Once a person realizes how much he has to be grateful for, how should he express that gratitude? It’s probably not that people don’t recognize what they have to be grateful for; they just either fail to be grateful or they don’t know how to express it.
When someone is kind or helpful to you, take the time to express your thankfulness. It doesn’t cost anything to say, “thank you.” A written note is even better. If the giver took a lot of time to shop, wrap, and give you a gift using their hard-earned money, is it such a burden to write a thank-you note? If they spent time cooking or baking something for you in your time of need, shouldn’t you at least take the time to express your feelings in a tangible way? It seems that society in general has forgotten the art of the thank-you note. Is it going the way of the dinosaur? It shouldn’t, if one is a Christian.
Though the author’s focus has been on physical blessings and our gratitude for them, the more important blessing for which we have to be thankful is salvation through Jesus Christ.

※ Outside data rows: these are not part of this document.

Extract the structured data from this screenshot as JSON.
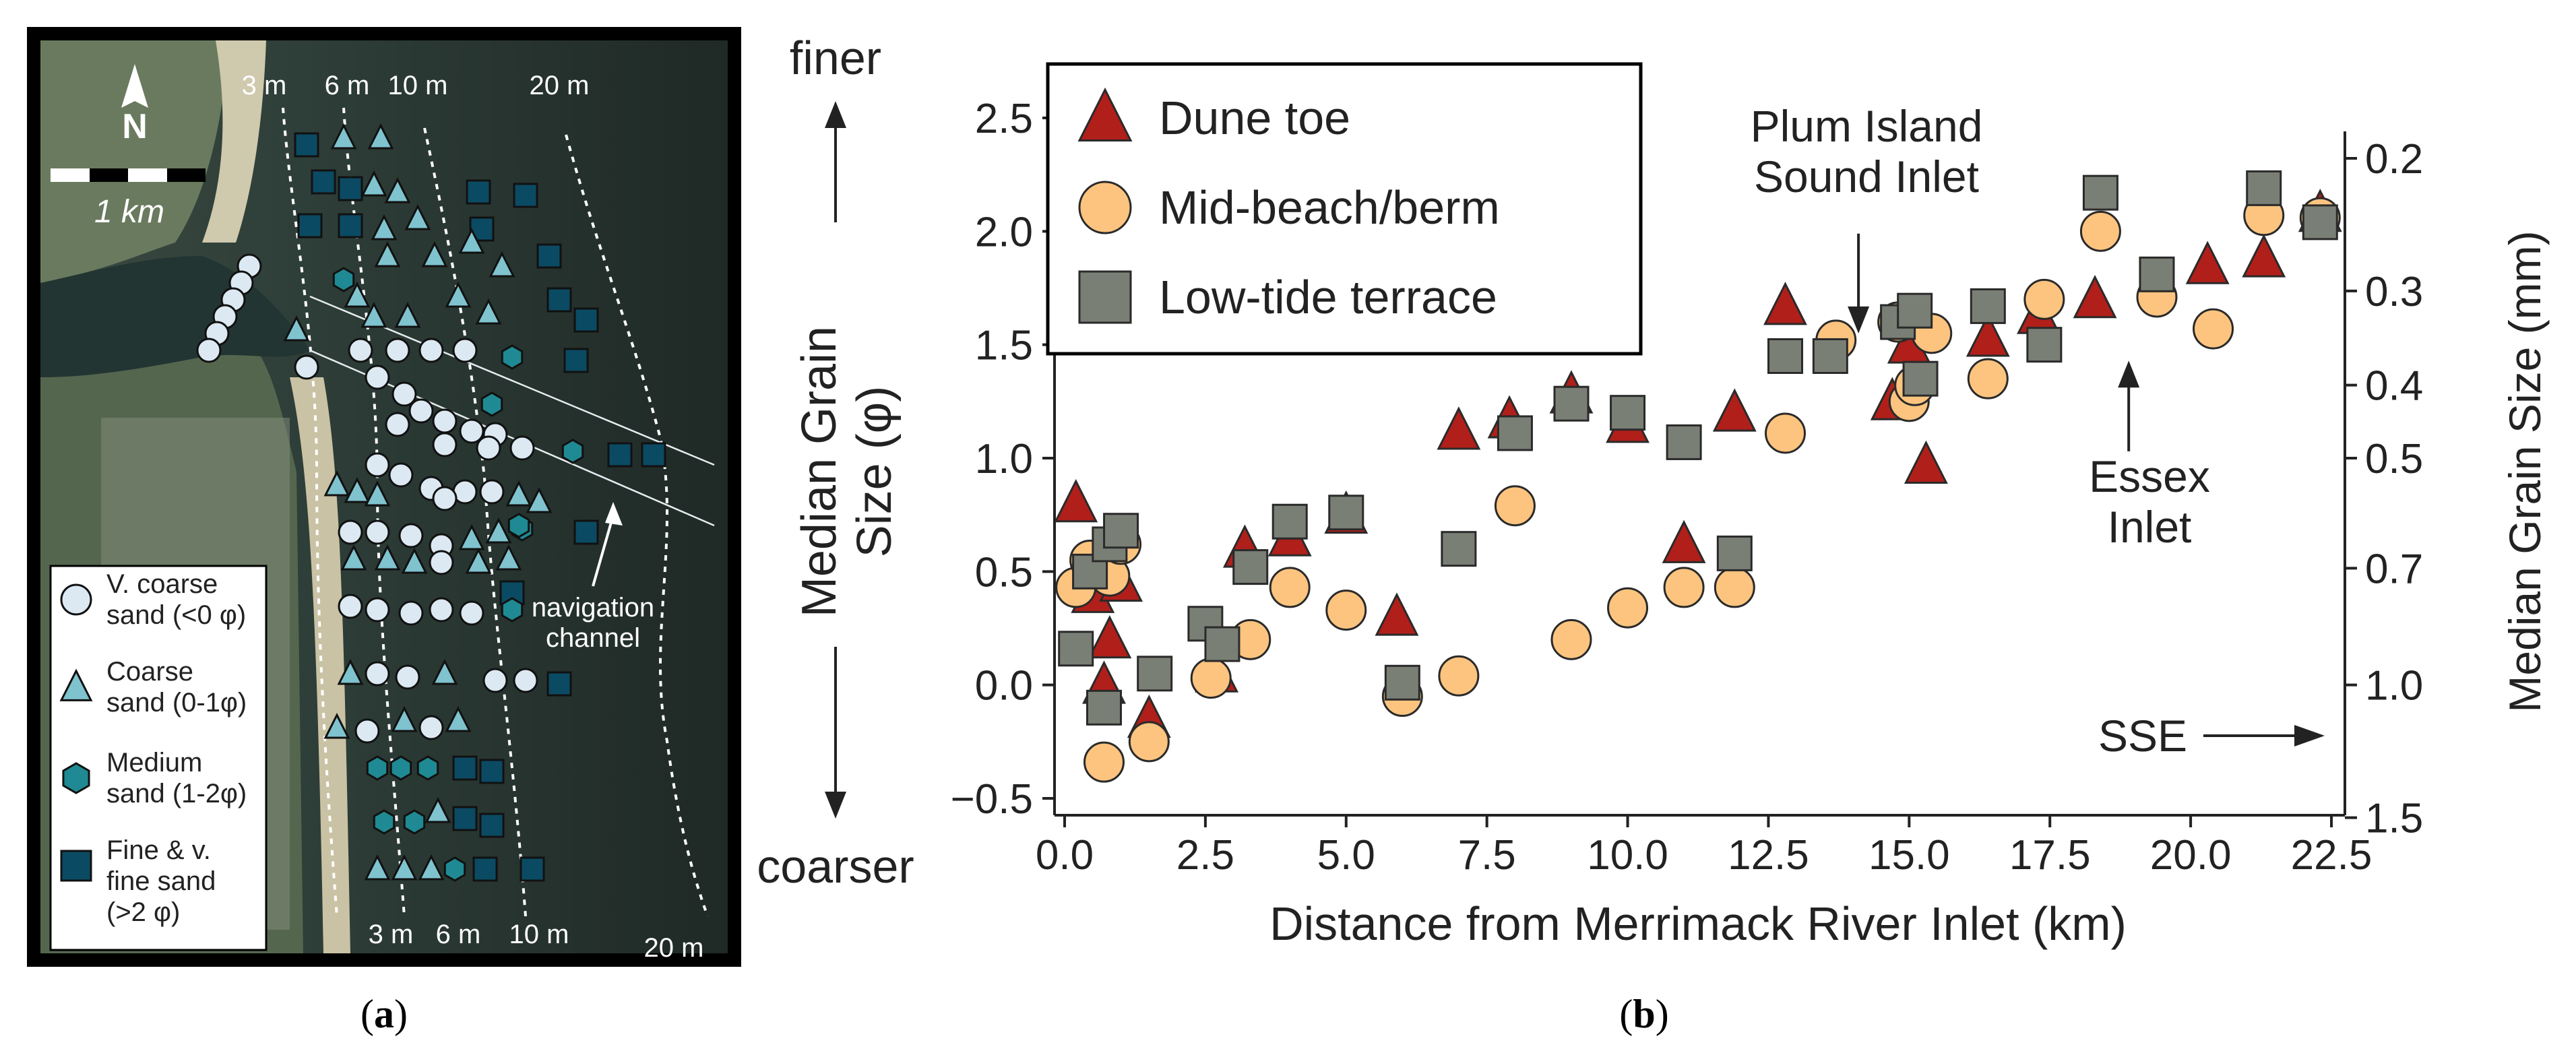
{
  "panel_a": {
    "caption": "(a)",
    "caption_letter": "a",
    "north_label": "N",
    "scale_label": "1 km",
    "depth_top": [
      "3 m",
      "6 m",
      "10 m",
      "20 m"
    ],
    "depth_bottom": [
      "3 m",
      "6 m",
      "10 m",
      "20 m"
    ],
    "nav_label_1": "navigation",
    "nav_label_2": "channel",
    "legend": [
      {
        "line1": "V. coarse",
        "line2": "sand (<0 φ)",
        "marker": "circle",
        "color": "#dce9f2"
      },
      {
        "line1": "Coarse",
        "line2": "sand (0-1φ)",
        "marker": "triangle",
        "color": "#7fc3cf"
      },
      {
        "line1": "Medium",
        "line2": "sand (1-2φ)",
        "marker": "hexagon",
        "color": "#1f8a93"
      },
      {
        "line1": "Fine & v.",
        "line2": "fine sand",
        "line3": "(>2 φ)",
        "marker": "square",
        "color": "#0b4a63"
      }
    ],
    "colors": {
      "ocean": "#2c3a36",
      "beach": "#c7c2a8",
      "land": "#5b6a55",
      "frame": "#000000"
    }
  },
  "panel_b": {
    "caption": "(b)",
    "caption_letter": "b"
  },
  "chart_data": {
    "type": "scatter",
    "title": "",
    "xlabel": "Distance from Merrimack River Inlet (km)",
    "ylabel_line1": "Median Grain",
    "ylabel_line2": "Size (φ)",
    "y2label": "Median Grain Size (mm)",
    "finer_label": "finer",
    "coarser_label": "coarser",
    "sse_label": "SSE",
    "xlim": [
      0,
      22.5
    ],
    "ylim": [
      -0.5,
      2.5
    ],
    "xticks": [
      0.0,
      2.5,
      5.0,
      7.5,
      10.0,
      12.5,
      15.0,
      17.5,
      20.0,
      22.5
    ],
    "xtick_labels": [
      "0.0",
      "2.5",
      "5.0",
      "7.5",
      "10.0",
      "12.5",
      "15.0",
      "17.5",
      "20.0",
      "22.5"
    ],
    "yticks": [
      -0.5,
      0.0,
      0.5,
      1.0,
      1.5,
      2.0,
      2.5
    ],
    "ytick_labels": [
      "−0.5",
      "0.0",
      "0.5",
      "1.0",
      "1.5",
      "2.0",
      "2.5"
    ],
    "y2ticks": [
      0.2,
      0.3,
      0.4,
      0.5,
      0.7,
      1.0,
      1.5
    ],
    "y2tick_labels": [
      "0.2",
      "0.3",
      "0.4",
      "0.5",
      "0.7",
      "1.0",
      "1.5"
    ],
    "annotations": [
      {
        "line1": "Plum Island",
        "line2": "Sound Inlet",
        "x": 14.1,
        "arrow_from": 1.99,
        "arrow_to": 1.55
      },
      {
        "line1": "Essex",
        "line2": "Inlet",
        "x": 18.9,
        "arrow_from": 1.03,
        "arrow_to": 1.43
      }
    ],
    "legend_position": "top-left",
    "series": [
      {
        "name": "Dune toe",
        "marker": "triangle",
        "color": "#b01f1a",
        "points": [
          [
            0.2,
            0.8
          ],
          [
            0.5,
            0.4
          ],
          [
            0.7,
            0.0
          ],
          [
            0.8,
            0.2
          ],
          [
            1.0,
            0.45
          ],
          [
            1.5,
            -0.15
          ],
          [
            2.7,
            0.05
          ],
          [
            3.2,
            0.6
          ],
          [
            4.0,
            0.65
          ],
          [
            5.0,
            0.75
          ],
          [
            5.9,
            0.3
          ],
          [
            7.0,
            1.12
          ],
          [
            7.9,
            1.17
          ],
          [
            9.0,
            1.28
          ],
          [
            10.0,
            1.15
          ],
          [
            11.0,
            0.62
          ],
          [
            11.9,
            1.2
          ],
          [
            12.8,
            1.67
          ],
          [
            14.7,
            1.25
          ],
          [
            15.0,
            1.5
          ],
          [
            15.3,
            0.97
          ],
          [
            16.4,
            1.53
          ],
          [
            17.3,
            1.63
          ],
          [
            18.3,
            1.7
          ],
          [
            20.3,
            1.85
          ],
          [
            21.3,
            1.88
          ],
          [
            22.3,
            2.08
          ]
        ]
      },
      {
        "name": "Mid-beach/berm",
        "marker": "circle",
        "color": "#fcc47f",
        "points": [
          [
            0.2,
            0.43
          ],
          [
            0.45,
            0.55
          ],
          [
            0.7,
            -0.34
          ],
          [
            0.8,
            0.48
          ],
          [
            1.0,
            0.62
          ],
          [
            1.5,
            -0.25
          ],
          [
            2.6,
            0.03
          ],
          [
            3.3,
            0.2
          ],
          [
            4.0,
            0.43
          ],
          [
            5.0,
            0.33
          ],
          [
            6.0,
            -0.05
          ],
          [
            7.0,
            0.04
          ],
          [
            8.0,
            0.79
          ],
          [
            9.0,
            0.2
          ],
          [
            10.0,
            0.34
          ],
          [
            11.0,
            0.43
          ],
          [
            11.9,
            0.43
          ],
          [
            12.8,
            1.11
          ],
          [
            13.7,
            1.52
          ],
          [
            14.8,
            1.6
          ],
          [
            15.0,
            1.25
          ],
          [
            15.1,
            1.32
          ],
          [
            15.4,
            1.55
          ],
          [
            16.4,
            1.35
          ],
          [
            17.4,
            1.7
          ],
          [
            18.4,
            2.0
          ],
          [
            19.4,
            1.71
          ],
          [
            20.4,
            1.57
          ],
          [
            21.3,
            2.07
          ],
          [
            22.3,
            2.06
          ]
        ]
      },
      {
        "name": "Low-tide terrace",
        "marker": "square",
        "color": "#7a7f76",
        "points": [
          [
            0.2,
            0.16
          ],
          [
            0.45,
            0.5
          ],
          [
            0.7,
            -0.1
          ],
          [
            0.8,
            0.62
          ],
          [
            1.0,
            0.68
          ],
          [
            1.6,
            0.05
          ],
          [
            2.5,
            0.27
          ],
          [
            2.8,
            0.18
          ],
          [
            3.3,
            0.52
          ],
          [
            4.0,
            0.72
          ],
          [
            5.0,
            0.76
          ],
          [
            6.0,
            0.01
          ],
          [
            7.0,
            0.6
          ],
          [
            8.0,
            1.11
          ],
          [
            9.0,
            1.24
          ],
          [
            10.0,
            1.2
          ],
          [
            11.0,
            1.07
          ],
          [
            11.9,
            0.58
          ],
          [
            12.8,
            1.45
          ],
          [
            13.6,
            1.45
          ],
          [
            14.8,
            1.6
          ],
          [
            15.1,
            1.65
          ],
          [
            15.2,
            1.35
          ],
          [
            16.4,
            1.67
          ],
          [
            17.4,
            1.5
          ],
          [
            18.4,
            2.17
          ],
          [
            19.4,
            1.81
          ],
          [
            21.3,
            2.19
          ],
          [
            22.3,
            2.04
          ]
        ]
      }
    ]
  }
}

How we live in this life is important, yes, but it is only important to the extent that it leads us to eternal life. Paul told his readers, “In everything give thanks, for this is the will of God for you in Christ Jesus” (I Thess. 5:18). How could Paul truthfully say this? Everything? Was he thankful for the beatings, stoning, imprisonments, hunger, thirst, cold, shipwrecks, and other dangers he suffered after becoming a Christian? Yes, he could be thankful for all the evil that befell him because he had something that compensated him for all those things – salvation (Rom. 8:31-39).
What about you? Are you thankful for the good things that have come from God? How about the burdens? If not, start today with acknowledging how blessed you have been with good things.
Thank those who have blessed you. Understand that burdens can also be a blessing if they lead you to a better appreciation for what you can have as a child of God - salvation that leads to eternal life.